Staff Sgts. Shawn M. Martin and Jason M. Kuehnl received their awards for individual acts of heroism while serving as a combat instructors, when on two separate occassions, one of each of their students failed to follow proper throwing techniques during basic M67 fragmentation grenade training.
As a result, the live hand grenades did not clear the pit wall, and put the lives of the Marines in the training area and those around it in danger.
As the grenades ricocheted to the bottom of the pit, both Martin and Kuehnl took immediate action, grabbing their junior Marines, and forcing them over the wall of the pit without thinking of their own well-being.

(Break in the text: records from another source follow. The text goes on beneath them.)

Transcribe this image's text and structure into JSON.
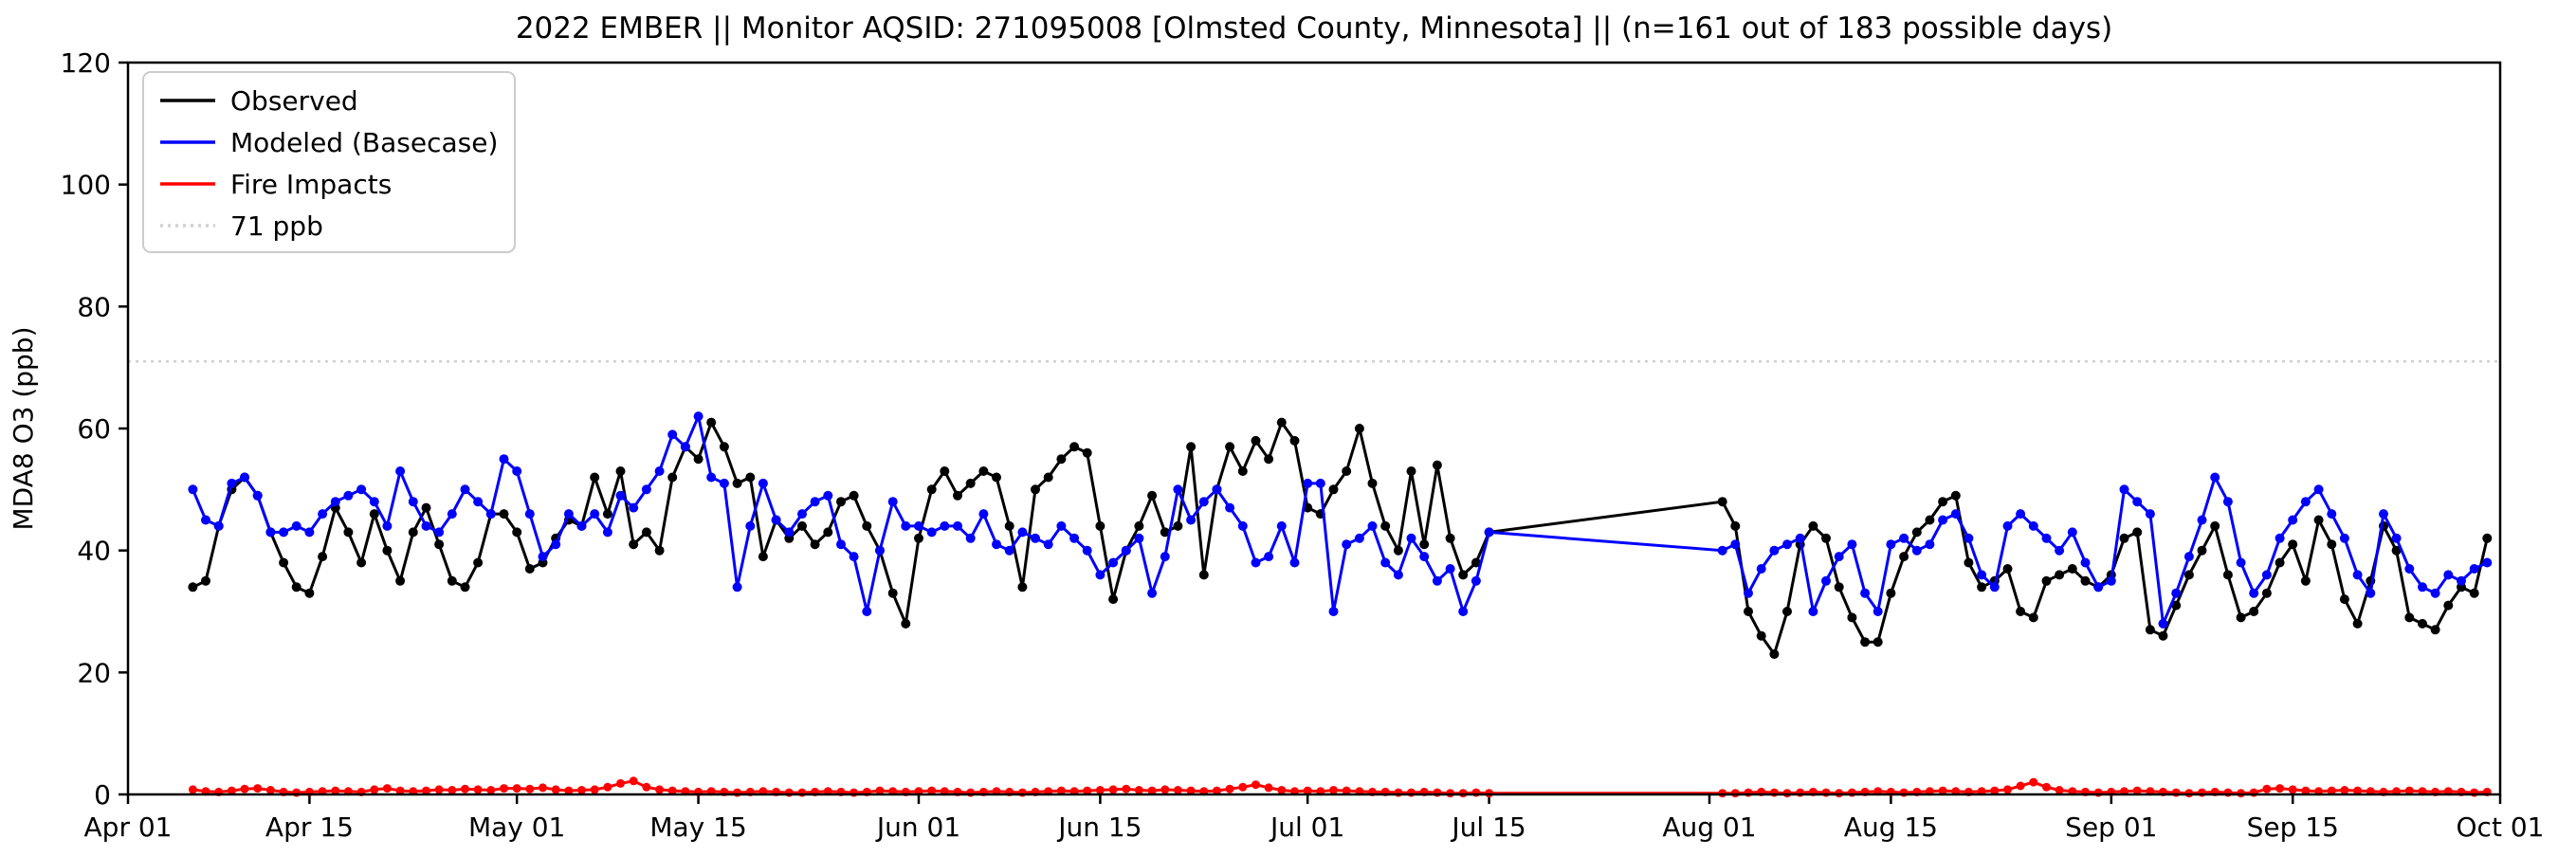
{
  "chart_data": {
    "type": "line",
    "title": "2022 EMBER || Monitor AQSID: 271095008 [Olmsted County, Minnesota] || (n=161 out of 183 possible days)",
    "xlabel": "",
    "ylabel": "MDA8 O3 (ppb)",
    "ylim": [
      0,
      120
    ],
    "yticks": [
      0,
      20,
      40,
      60,
      80,
      100,
      120
    ],
    "xlim": [
      "2022-04-01",
      "2022-10-01"
    ],
    "xticks": [
      {
        "date": "2022-04-01",
        "label": "Apr 01"
      },
      {
        "date": "2022-04-15",
        "label": "Apr 15"
      },
      {
        "date": "2022-05-01",
        "label": "May 01"
      },
      {
        "date": "2022-05-15",
        "label": "May 15"
      },
      {
        "date": "2022-06-01",
        "label": "Jun 01"
      },
      {
        "date": "2022-06-15",
        "label": "Jun 15"
      },
      {
        "date": "2022-07-01",
        "label": "Jul 01"
      },
      {
        "date": "2022-07-15",
        "label": "Jul 15"
      },
      {
        "date": "2022-08-01",
        "label": "Aug 01"
      },
      {
        "date": "2022-08-15",
        "label": "Aug 15"
      },
      {
        "date": "2022-09-01",
        "label": "Sep 01"
      },
      {
        "date": "2022-09-15",
        "label": "Sep 15"
      },
      {
        "date": "2022-10-01",
        "label": "Oct 01"
      }
    ],
    "reference_line": {
      "value": 71,
      "label": "71 ppb",
      "style": "dotted",
      "color": "#d0d0d0"
    },
    "legend_position": "upper left",
    "grid": false,
    "series": [
      {
        "name": "Observed",
        "color": "#000000",
        "marker": "circle",
        "segments": [
          {
            "start": "2022-04-06",
            "values": [
              34,
              35,
              44,
              50,
              52,
              49,
              43,
              38,
              34,
              33,
              39,
              47,
              43,
              38,
              46,
              40,
              35,
              43,
              47,
              41,
              35,
              34,
              38,
              46,
              46,
              43,
              37,
              38,
              42,
              45,
              44,
              52,
              46,
              53,
              41,
              43,
              40,
              52,
              57,
              55,
              61,
              57,
              51,
              52,
              39,
              45,
              42,
              44,
              41,
              43,
              48,
              49,
              44,
              40,
              33,
              28,
              42,
              50,
              53,
              49,
              51,
              53,
              52,
              44,
              34,
              50,
              52,
              55,
              57,
              56,
              44,
              32,
              40,
              44,
              49,
              43,
              44,
              57,
              36,
              50,
              57,
              53,
              58,
              55,
              61,
              58,
              47,
              46,
              50,
              53,
              60,
              51,
              44,
              40,
              53,
              41,
              54,
              42,
              36,
              38,
              43
            ]
          },
          {
            "start": "2022-08-02",
            "values": [
              48,
              44,
              30,
              26,
              23,
              30,
              41,
              44,
              42,
              34,
              29,
              25,
              25,
              33,
              39,
              43,
              45,
              48,
              49,
              38,
              34,
              35,
              37,
              30,
              29,
              35,
              36,
              37,
              35,
              34,
              36,
              42,
              43,
              27,
              26,
              31,
              36,
              40,
              44,
              36,
              29,
              30,
              33,
              38,
              41,
              35,
              45,
              41,
              32,
              28,
              35,
              44,
              40,
              29,
              28,
              27,
              31,
              34,
              33,
              42
            ]
          }
        ]
      },
      {
        "name": "Modeled (Basecase)",
        "color": "#0000ff",
        "marker": "circle",
        "segments": [
          {
            "start": "2022-04-06",
            "values": [
              50,
              45,
              44,
              51,
              52,
              49,
              43,
              43,
              44,
              43,
              46,
              48,
              49,
              50,
              48,
              44,
              53,
              48,
              44,
              43,
              46,
              50,
              48,
              46,
              55,
              53,
              46,
              39,
              41,
              46,
              44,
              46,
              43,
              49,
              47,
              50,
              53,
              59,
              57,
              62,
              52,
              51,
              34,
              44,
              51,
              45,
              43,
              46,
              48,
              49,
              41,
              39,
              30,
              40,
              48,
              44,
              44,
              43,
              44,
              44,
              42,
              46,
              41,
              40,
              43,
              42,
              41,
              44,
              42,
              40,
              36,
              38,
              40,
              42,
              33,
              39,
              50,
              45,
              48,
              50,
              47,
              44,
              38,
              39,
              44,
              38,
              51,
              51,
              30,
              41,
              42,
              44,
              38,
              36,
              42,
              39,
              35,
              37,
              30,
              35,
              43
            ]
          },
          {
            "start": "2022-08-02",
            "values": [
              40,
              41,
              33,
              37,
              40,
              41,
              42,
              30,
              35,
              39,
              41,
              33,
              30,
              41,
              42,
              40,
              41,
              45,
              46,
              42,
              36,
              34,
              44,
              46,
              44,
              42,
              40,
              43,
              38,
              34,
              35,
              50,
              48,
              46,
              28,
              33,
              39,
              45,
              52,
              48,
              38,
              33,
              36,
              42,
              45,
              48,
              50,
              46,
              42,
              36,
              33,
              46,
              42,
              37,
              34,
              33,
              36,
              35,
              37,
              38
            ]
          }
        ]
      },
      {
        "name": "Fire Impacts",
        "color": "#ff0000",
        "marker": "circle",
        "segments": [
          {
            "start": "2022-04-06",
            "values": [
              0.8,
              0.5,
              0.4,
              0.6,
              0.9,
              1.0,
              0.7,
              0.4,
              0.3,
              0.4,
              0.5,
              0.6,
              0.5,
              0.4,
              0.8,
              1.0,
              0.6,
              0.5,
              0.6,
              0.8,
              0.7,
              0.9,
              0.8,
              0.7,
              1.0,
              1.0,
              0.9,
              1.1,
              0.8,
              0.6,
              0.7,
              0.8,
              1.2,
              1.8,
              2.2,
              1.2,
              0.8,
              0.6,
              0.5,
              0.4,
              0.5,
              0.4,
              0.3,
              0.4,
              0.5,
              0.4,
              0.3,
              0.3,
              0.4,
              0.5,
              0.4,
              0.3,
              0.4,
              0.6,
              0.5,
              0.4,
              0.5,
              0.6,
              0.5,
              0.4,
              0.3,
              0.4,
              0.5,
              0.4,
              0.3,
              0.4,
              0.5,
              0.6,
              0.5,
              0.6,
              0.7,
              0.8,
              0.9,
              0.7,
              0.6,
              0.8,
              0.7,
              0.6,
              0.5,
              0.6,
              0.9,
              1.2,
              1.6,
              1.1,
              0.7,
              0.5,
              0.6,
              0.5,
              0.7,
              0.6,
              0.5,
              0.4,
              0.4,
              0.3,
              0.3,
              0.4,
              0.3,
              0.2,
              0.2,
              0.3,
              0.2
            ]
          },
          {
            "start": "2022-08-02",
            "values": [
              0.2,
              0.2,
              0.3,
              0.4,
              0.3,
              0.2,
              0.3,
              0.4,
              0.3,
              0.2,
              0.3,
              0.4,
              0.5,
              0.4,
              0.3,
              0.4,
              0.5,
              0.6,
              0.5,
              0.4,
              0.5,
              0.6,
              0.8,
              1.4,
              2.0,
              1.2,
              0.7,
              0.5,
              0.4,
              0.3,
              0.4,
              0.5,
              0.6,
              0.5,
              0.4,
              0.3,
              0.2,
              0.3,
              0.4,
              0.3,
              0.2,
              0.3,
              0.9,
              1.0,
              0.8,
              0.6,
              0.5,
              0.6,
              0.7,
              0.6,
              0.5,
              0.4,
              0.5,
              0.6,
              0.5,
              0.4,
              0.5,
              0.4,
              0.3,
              0.4
            ]
          }
        ]
      }
    ]
  }
}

According to the Jane’s Infantry Weapons publication, the M67 fragmentation grenade has three to five seconds from the time the wire clip is released and the pin pulled, before it detonates. The M67 has an effective casualty radius of 15 meters. Fragments can disperse as far away as 230 meters.
Due to the instructors’ immediate actions, mental tenacity, and remarkable bravery, no injuries were sustained by either the junior Marines, their classmates or their trainers.
By their courageous and prompt actions in the face of great personal risk, Martin and Kuehnl reflected great credit upon themselves upholding the highest traditions of the Marine Corps and the United States Naval Service.
“Today, you are being witnesses of something that does not take place often in our Corps, the awarding of the Navy and Marine Corps Medal to these two brave Marines,” said Col. Brennan T. Byrne, Commanding Officer, School of Infantry West.
The Navy and Marine Corps Medal is the second highest non-combatant medal awarded by the United States Department of the Navy to members of the United States Navy and Marine Corps. It was established by Congress on August 7, 1942.